Business Services Industry
Brokerage accounts jazz up 401 plans
Nation's Business, May, 1997 by Randy Myers
When Eugene Kahle went shopping for a new 401(k) plan for his employer, TAP Publishing Co. in Crossville, Tenn., he knew he wanted a plan that would offer a wide range of investment choices.
He got enough to satisfy even the most adventurous 401(k) investor: a Charles Schwab & Co. plan that offers participants 11 mutual funds plus a full-blown brokerage account that gives them access to any mutual fund, stock, or bond that Wall Street has to offer.
"I do not want any employee to ever come to us and say that we are hindering him in his investment choices," says Kahle, controller of the 125-employee company. "This plan eliminates that possibility."
Look for more companies to offer employees brokerage accounts, particularly as U.S. workers become increasingly savvy about their investment activities and see their maturing 401(k) accounts grow into six-figure assets.
Three years ago, Access Research Inc., financial-services consulting firm in Windsor, Conn., did not even ask 401(k) participants whether they had access to brokerage accounts when it conducted its biannual survey of their in vestment activities. Last year it did ask-and got responses indicating that 4.5 percent of the nation's 23.5 million 401(k) participants could access a brokerage account and that 13 percent of those with access did so. Those who use brokerage accounts typically have the largest balances.
Where The Demand Arises
To date, 401(k) brokerage accounts have been most popular among two types of employers: those that are very large and inclined to offer as many investment options as possible to their broadly diversified work force, and smaller, white-collar companies where an above-average percentage of employees are likely to have investment expertise.
Law firms, accounting firms, engineering companies, and software concerns have been among the first to adopt such accounts, according to Jeffrey Close, a vice president of Access Research.
Stephen Butler, president of Pension Dynamics Corp., a third-party pension-administration firm in Lafayette, Calif., says: "The brokerage-account option is a very effective tool because it blunts criticism of a plan over its investment choices.

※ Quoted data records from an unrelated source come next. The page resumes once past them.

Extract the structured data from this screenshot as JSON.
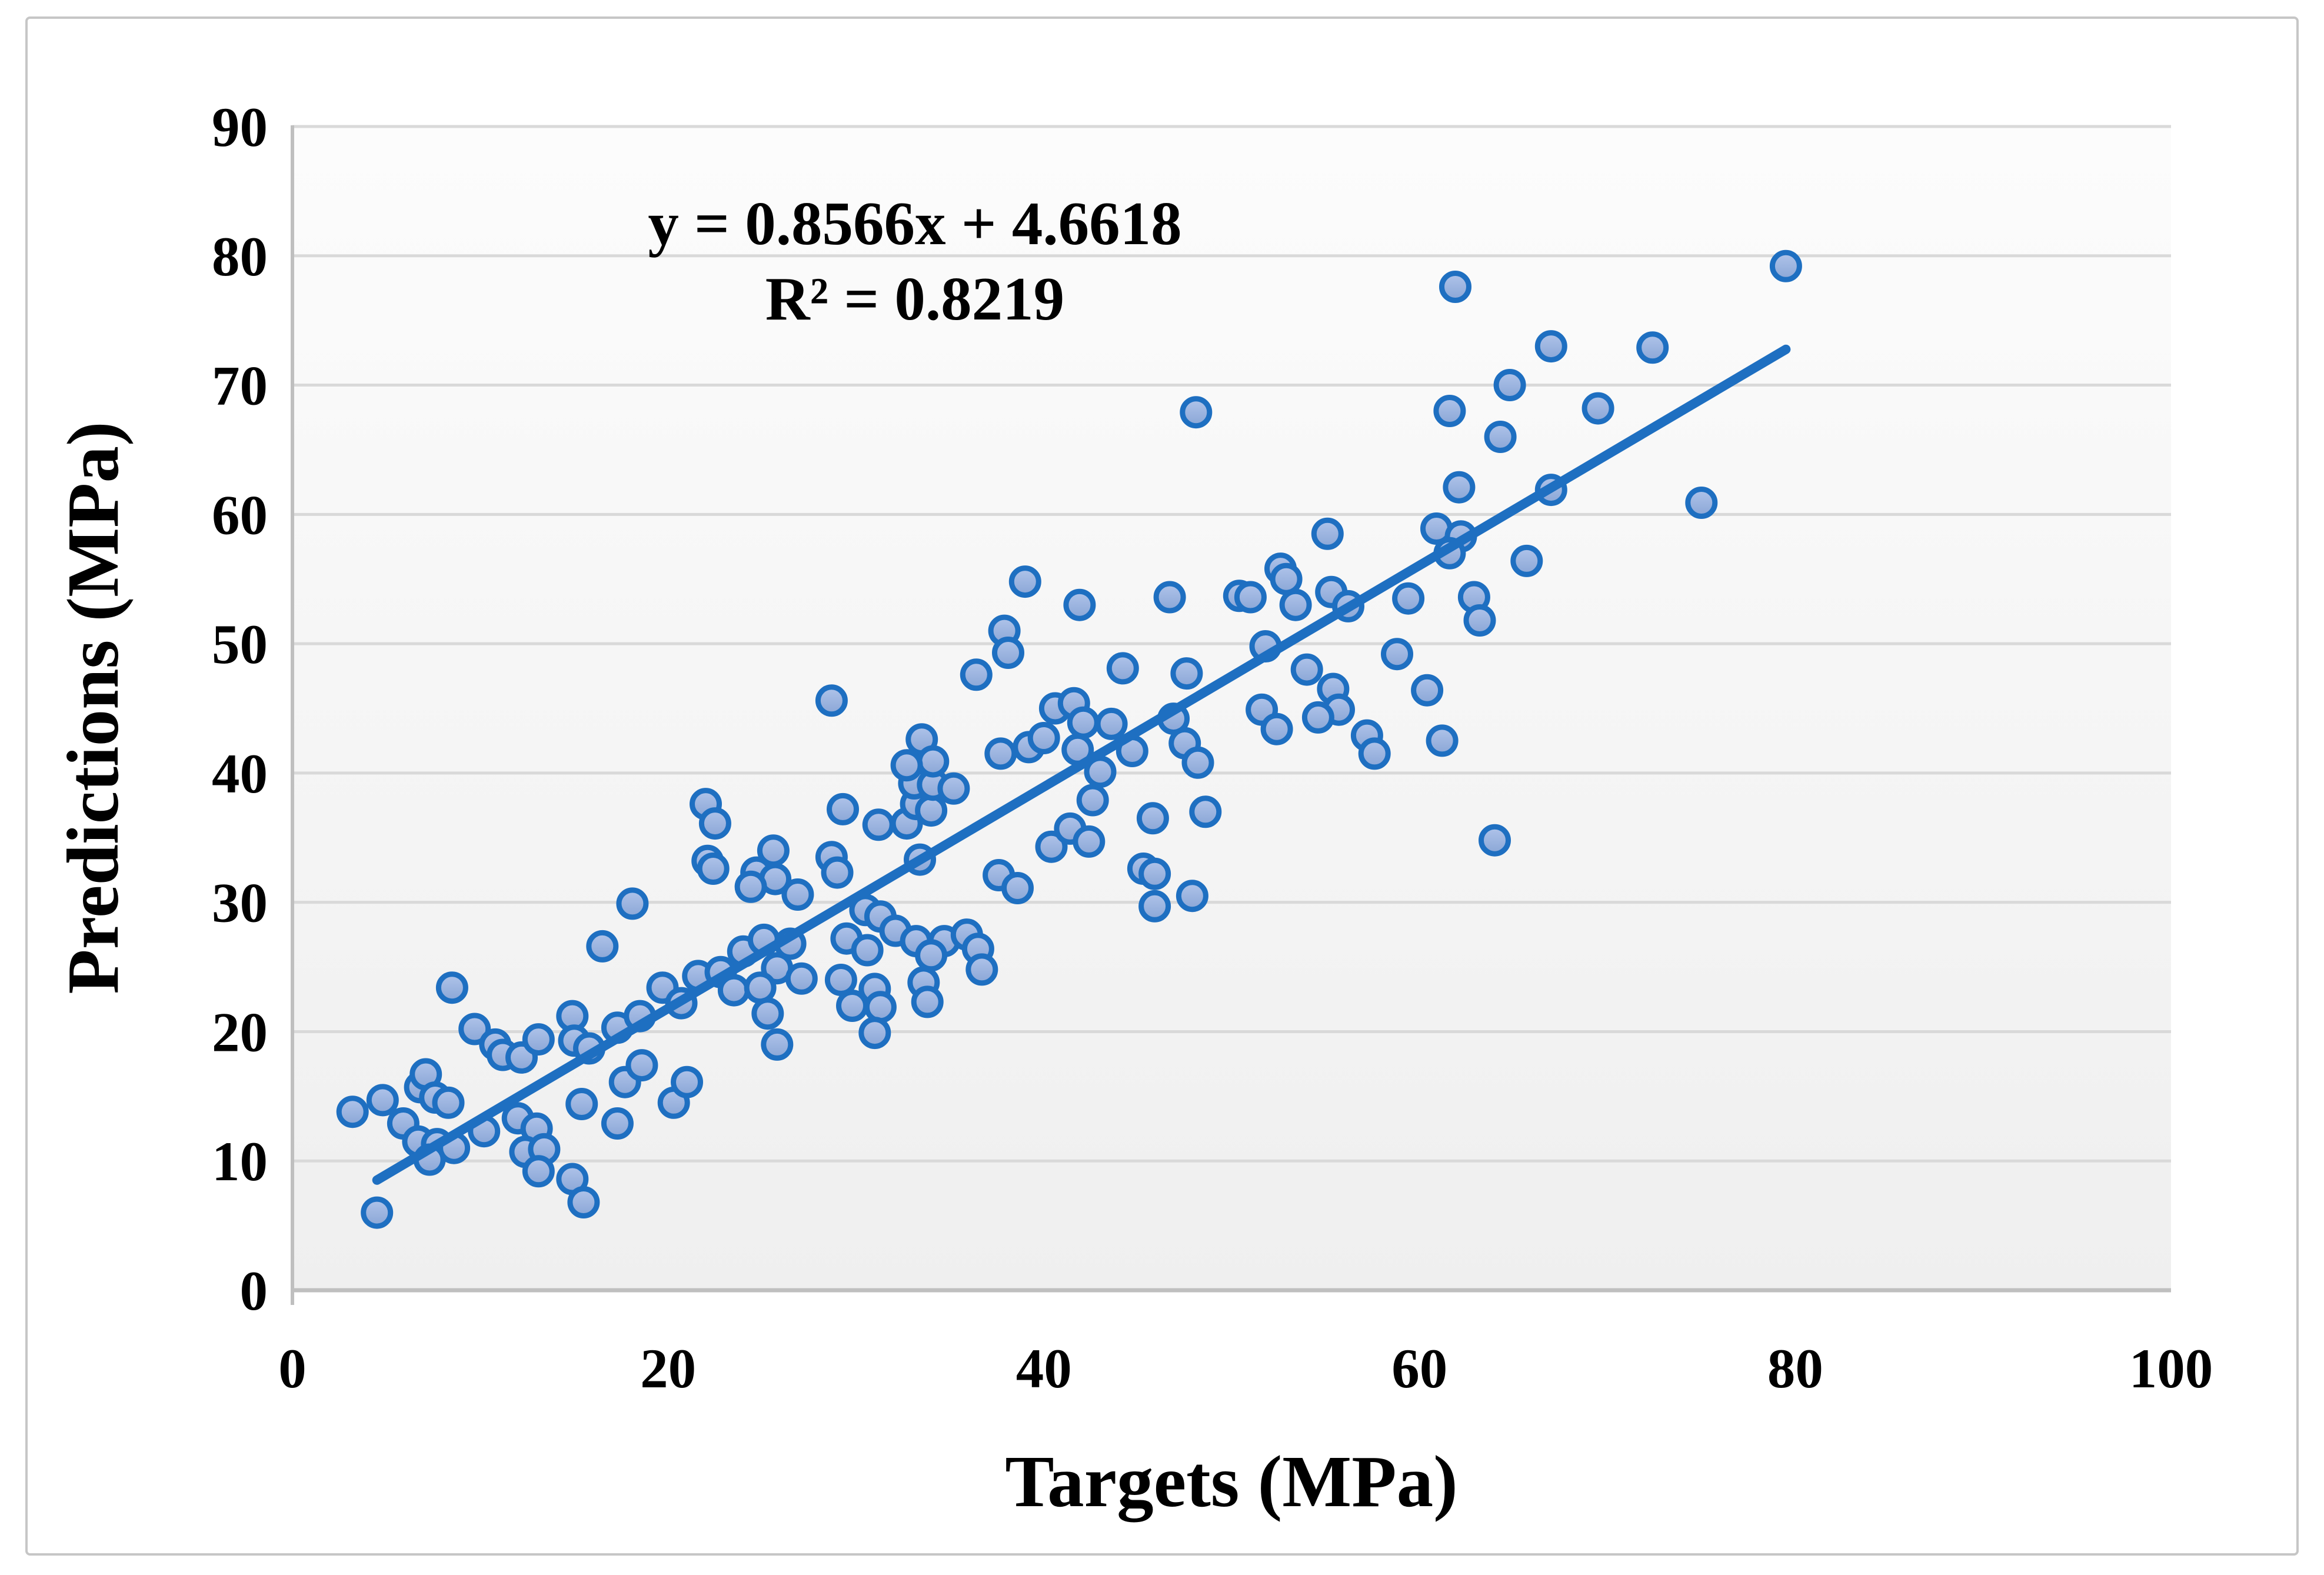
{
  "figure": {
    "background": "#ffffff",
    "border_color": "#c6c6c6"
  },
  "chart_data": {
    "type": "scatter",
    "annotation": {
      "line1": "y = 0.8566x + 4.6618",
      "line2": "R² = 0.8219"
    },
    "xlabel": "Targets (MPa)",
    "ylabel": "Predictions (MPa)",
    "xlim": [
      0,
      100
    ],
    "ylim": [
      0,
      90
    ],
    "x_ticks": [
      0,
      20,
      40,
      60,
      80,
      100
    ],
    "y_ticks": [
      0,
      10,
      20,
      30,
      40,
      50,
      60,
      70,
      80,
      90
    ],
    "grid": "horizontal-only",
    "legend": "none",
    "trendline": {
      "type": "linear",
      "slope": 0.8566,
      "intercept": 4.6618,
      "r2": 0.8219,
      "x_start": 4.5,
      "x_end": 79.5
    },
    "colors": {
      "marker_fill_top": "#b0c4ea",
      "marker_fill_bottom": "#8aa6d6",
      "marker_border": "#1e6fc1",
      "trendline": "#1e6fc1",
      "gridline": "#d9d9d9",
      "axis_line": "#bfbfbf",
      "plot_bg_top": "#fcfcfc",
      "plot_bg_bottom": "#efefef",
      "text": "#000000"
    },
    "series": [
      {
        "name": "predictions-vs-targets",
        "marker": "circle",
        "points": [
          [
            4.5,
            6.0
          ],
          [
            3.2,
            13.8
          ],
          [
            4.8,
            14.7
          ],
          [
            5.9,
            12.9
          ],
          [
            6.7,
            11.5
          ],
          [
            7.7,
            11.3
          ],
          [
            8.6,
            11.0
          ],
          [
            7.3,
            10.1
          ],
          [
            6.8,
            15.7
          ],
          [
            7.1,
            16.7
          ],
          [
            7.6,
            14.9
          ],
          [
            8.3,
            14.5
          ],
          [
            8.5,
            23.4
          ],
          [
            9.7,
            20.2
          ],
          [
            10.8,
            19.0
          ],
          [
            10.2,
            12.3
          ],
          [
            11.2,
            18.2
          ],
          [
            12.0,
            13.3
          ],
          [
            13.0,
            12.5
          ],
          [
            12.4,
            10.7
          ],
          [
            13.4,
            10.9
          ],
          [
            13.1,
            9.2
          ],
          [
            14.9,
            8.6
          ],
          [
            15.5,
            6.8
          ],
          [
            12.2,
            18.0
          ],
          [
            13.1,
            19.4
          ],
          [
            14.9,
            21.2
          ],
          [
            15.0,
            19.3
          ],
          [
            15.8,
            18.7
          ],
          [
            15.4,
            14.4
          ],
          [
            16.5,
            26.6
          ],
          [
            17.3,
            12.9
          ],
          [
            17.7,
            16.1
          ],
          [
            17.3,
            20.3
          ],
          [
            18.5,
            21.2
          ],
          [
            18.1,
            29.9
          ],
          [
            18.6,
            17.4
          ],
          [
            19.7,
            23.4
          ],
          [
            20.7,
            22.2
          ],
          [
            20.3,
            14.5
          ],
          [
            21.0,
            16.1
          ],
          [
            21.6,
            24.3
          ],
          [
            22.8,
            24.6
          ],
          [
            23.5,
            23.2
          ],
          [
            24.0,
            26.2
          ],
          [
            22.1,
            33.2
          ],
          [
            22.4,
            32.6
          ],
          [
            22.0,
            37.6
          ],
          [
            22.5,
            36.1
          ],
          [
            25.1,
            27.1
          ],
          [
            26.5,
            26.8
          ],
          [
            25.8,
            24.9
          ],
          [
            27.1,
            24.1
          ],
          [
            24.9,
            23.4
          ],
          [
            25.3,
            21.4
          ],
          [
            25.8,
            19.0
          ],
          [
            24.7,
            32.3
          ],
          [
            25.7,
            31.8
          ],
          [
            24.4,
            31.2
          ],
          [
            25.6,
            34.0
          ],
          [
            26.9,
            30.6
          ],
          [
            28.7,
            33.5
          ],
          [
            29.0,
            32.3
          ],
          [
            29.5,
            27.2
          ],
          [
            30.6,
            26.3
          ],
          [
            29.2,
            24.0
          ],
          [
            29.8,
            22.0
          ],
          [
            31.0,
            23.3
          ],
          [
            31.3,
            21.9
          ],
          [
            31.0,
            19.9
          ],
          [
            30.5,
            29.4
          ],
          [
            31.3,
            28.9
          ],
          [
            28.7,
            45.6
          ],
          [
            29.3,
            37.2
          ],
          [
            31.2,
            36.0
          ],
          [
            32.1,
            27.8
          ],
          [
            33.2,
            27.0
          ],
          [
            34.7,
            27.0
          ],
          [
            34.0,
            25.9
          ],
          [
            35.9,
            27.5
          ],
          [
            36.5,
            26.4
          ],
          [
            33.6,
            23.8
          ],
          [
            33.8,
            22.3
          ],
          [
            36.7,
            24.8
          ],
          [
            32.7,
            36.1
          ],
          [
            33.2,
            37.6
          ],
          [
            34.0,
            37.1
          ],
          [
            33.1,
            39.2
          ],
          [
            34.1,
            39.1
          ],
          [
            35.2,
            38.8
          ],
          [
            33.5,
            42.6
          ],
          [
            34.1,
            40.9
          ],
          [
            32.7,
            40.6
          ],
          [
            36.4,
            47.6
          ],
          [
            37.9,
            51.0
          ],
          [
            38.1,
            49.3
          ],
          [
            37.7,
            41.5
          ],
          [
            33.4,
            33.3
          ],
          [
            37.6,
            32.1
          ],
          [
            38.6,
            31.1
          ],
          [
            39.0,
            54.8
          ],
          [
            41.9,
            53.0
          ],
          [
            39.2,
            42.0
          ],
          [
            40.0,
            42.7
          ],
          [
            40.6,
            45.0
          ],
          [
            41.6,
            45.4
          ],
          [
            42.1,
            43.9
          ],
          [
            42.6,
            37.9
          ],
          [
            40.4,
            34.3
          ],
          [
            41.4,
            35.7
          ],
          [
            42.4,
            34.7
          ],
          [
            43.6,
            43.8
          ],
          [
            44.2,
            48.1
          ],
          [
            44.7,
            41.7
          ],
          [
            43.0,
            40.1
          ],
          [
            41.8,
            41.8
          ],
          [
            45.3,
            32.6
          ],
          [
            45.9,
            32.2
          ],
          [
            45.9,
            29.7
          ],
          [
            47.9,
            30.5
          ],
          [
            45.8,
            36.5
          ],
          [
            46.9,
            44.2
          ],
          [
            47.5,
            42.3
          ],
          [
            48.2,
            40.8
          ],
          [
            48.6,
            37.0
          ],
          [
            48.1,
            67.9
          ],
          [
            47.6,
            47.7
          ],
          [
            50.4,
            53.7
          ],
          [
            51.0,
            53.6
          ],
          [
            52.6,
            55.8
          ],
          [
            52.9,
            55.0
          ],
          [
            51.8,
            49.8
          ],
          [
            51.6,
            44.9
          ],
          [
            52.4,
            43.4
          ],
          [
            53.4,
            53.0
          ],
          [
            55.3,
            54.0
          ],
          [
            56.2,
            52.9
          ],
          [
            54.0,
            48.0
          ],
          [
            55.4,
            46.5
          ],
          [
            55.7,
            44.9
          ],
          [
            54.6,
            44.3
          ],
          [
            57.2,
            42.9
          ],
          [
            57.6,
            41.5
          ],
          [
            55.1,
            58.5
          ],
          [
            46.7,
            53.6
          ],
          [
            59.4,
            53.5
          ],
          [
            58.8,
            49.2
          ],
          [
            61.2,
            42.5
          ],
          [
            60.4,
            46.4
          ],
          [
            62.9,
            53.6
          ],
          [
            63.2,
            51.8
          ],
          [
            64.0,
            34.8
          ],
          [
            60.9,
            58.9
          ],
          [
            62.2,
            58.3
          ],
          [
            61.6,
            57.0
          ],
          [
            61.9,
            77.6
          ],
          [
            61.6,
            68.0
          ],
          [
            62.1,
            62.1
          ],
          [
            64.8,
            70.0
          ],
          [
            64.3,
            66.0
          ],
          [
            65.7,
            56.4
          ],
          [
            67.0,
            61.9
          ],
          [
            67.0,
            73.0
          ],
          [
            69.5,
            68.2
          ],
          [
            72.4,
            72.9
          ],
          [
            75.0,
            60.9
          ],
          [
            79.5,
            79.2
          ]
        ]
      }
    ]
  }
}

You open up the entire universe of traditional investment opportunities without saddling the entire plan with the cost of providing that flexibility."

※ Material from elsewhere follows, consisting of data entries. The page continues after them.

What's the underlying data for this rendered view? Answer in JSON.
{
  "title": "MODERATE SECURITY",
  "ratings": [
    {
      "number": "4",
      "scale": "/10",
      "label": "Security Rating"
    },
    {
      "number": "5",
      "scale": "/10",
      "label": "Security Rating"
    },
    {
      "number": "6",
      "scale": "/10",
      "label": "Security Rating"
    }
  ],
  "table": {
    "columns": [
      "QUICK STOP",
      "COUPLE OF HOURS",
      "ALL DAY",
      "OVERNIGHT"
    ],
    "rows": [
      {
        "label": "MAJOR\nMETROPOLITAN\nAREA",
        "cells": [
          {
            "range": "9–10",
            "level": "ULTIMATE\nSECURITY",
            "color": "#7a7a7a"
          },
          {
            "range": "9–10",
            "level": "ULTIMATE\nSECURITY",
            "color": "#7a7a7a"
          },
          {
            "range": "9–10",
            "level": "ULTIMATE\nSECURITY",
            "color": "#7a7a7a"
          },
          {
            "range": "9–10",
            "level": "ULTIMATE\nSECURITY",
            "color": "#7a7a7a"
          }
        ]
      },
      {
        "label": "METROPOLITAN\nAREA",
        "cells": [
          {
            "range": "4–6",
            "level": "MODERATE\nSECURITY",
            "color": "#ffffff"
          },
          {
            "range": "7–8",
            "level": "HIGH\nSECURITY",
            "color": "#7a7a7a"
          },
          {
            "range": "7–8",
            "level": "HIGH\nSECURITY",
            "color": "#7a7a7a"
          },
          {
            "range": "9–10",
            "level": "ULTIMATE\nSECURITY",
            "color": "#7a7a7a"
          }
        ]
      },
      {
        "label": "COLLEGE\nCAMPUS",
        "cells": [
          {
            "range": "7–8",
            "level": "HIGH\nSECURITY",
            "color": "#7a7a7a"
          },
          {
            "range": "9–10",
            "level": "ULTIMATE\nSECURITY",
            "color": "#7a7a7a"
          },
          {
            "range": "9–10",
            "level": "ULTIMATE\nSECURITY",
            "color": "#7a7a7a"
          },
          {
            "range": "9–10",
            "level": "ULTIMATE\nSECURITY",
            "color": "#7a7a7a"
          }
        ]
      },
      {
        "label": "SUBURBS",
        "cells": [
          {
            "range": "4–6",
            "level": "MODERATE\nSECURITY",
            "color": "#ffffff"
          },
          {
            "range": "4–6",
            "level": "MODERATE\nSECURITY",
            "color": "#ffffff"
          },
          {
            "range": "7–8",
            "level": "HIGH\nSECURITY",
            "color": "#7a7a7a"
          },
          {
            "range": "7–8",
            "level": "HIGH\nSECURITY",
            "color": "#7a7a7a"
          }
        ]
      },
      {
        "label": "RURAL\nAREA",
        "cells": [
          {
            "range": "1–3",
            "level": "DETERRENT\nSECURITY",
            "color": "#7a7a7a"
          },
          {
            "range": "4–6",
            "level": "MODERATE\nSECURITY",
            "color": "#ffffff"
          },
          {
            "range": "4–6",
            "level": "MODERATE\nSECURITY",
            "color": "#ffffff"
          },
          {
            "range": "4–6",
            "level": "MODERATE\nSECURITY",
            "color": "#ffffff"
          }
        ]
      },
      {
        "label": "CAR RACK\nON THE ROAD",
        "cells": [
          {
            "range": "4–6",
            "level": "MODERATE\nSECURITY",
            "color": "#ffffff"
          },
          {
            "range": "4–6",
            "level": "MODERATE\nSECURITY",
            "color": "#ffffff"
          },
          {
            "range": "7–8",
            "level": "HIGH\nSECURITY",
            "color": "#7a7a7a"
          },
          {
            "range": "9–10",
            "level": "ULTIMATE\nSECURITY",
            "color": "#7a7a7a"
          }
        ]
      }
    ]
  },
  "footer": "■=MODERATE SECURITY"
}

Plan sponsors don't pay extra to offer brokerage accounts because the associated costs--typically a small annual fee plus any trading commissions--are charged directly to the plan participants who use the accounts.
At TAP, employees who use Schwab's Personal Choice Retirement Account pay a $250 setup charge and an annual fee of $100, plus any commissions or mutual-fund sales fees they incur. Butler's company charges plan participants $500 per year plus applicable commissions or sales fees.
Not For Everyone
Although offering access to a wide variety of investment options could be beneficial for some employees, for others it could be like giving a person with a sweet tooth the keys to a candy store. Overly enthusiastic or unsophisticated investors could buy stocks based on ill-advised tips or could churn their accounts in bursts of overzealous trading, piling up trading commissions that would eat deeply into their profits. Critics fear that unsophisticated investors would lose a substantial portion of their retirement savings.
"For the average participant who doesn't already have some expertise in buying and selling individual securities, it's not a particularly useful option," says Close.
At TAP, which publishes trade magazines and operates a commercial printing business, only four of the 118 employees enrolled in the company's 401(k) plan take advantage of the brokerage-account option, and one of them is Kahle. Rather than push other employees to join him, Kahle worries about making sure that investment novices don't get in over their heads.
"Before an employee takes advantage of this, I undertake to make sure they know what they're getting into," Kahle says. "This option would actually represent a disadvantage to employees if they were not knowledgeable about investments and started using the account to haphazardly make decisions, like chasing the hot fund of the day."
Of course, not every company has someone who, like Kahle, has the time, financial savvy, or inclination to help employees decide whether a brokerage account is right for them. Instead, some employers try to safeguard their workers by limiting the investment choices available through the brokerage accounts.
Schwab will make trading in stock options available on a limited basis through its Personal Choice Retirement Account, for example, but TAP Publishing excluded access to stock options in its plan.
Some companies go even further, limiting investment choices strictly to mutual funds, albeit far more than are available in 401(k) plans without brokerage-account options.
Making It Happen
If your company's 401(k) plan is administered by a third party, a company that oversees the plan's operations but doesn't provide the investment vehicles, chances are you could add a brokerage-account option with relatively little trouble.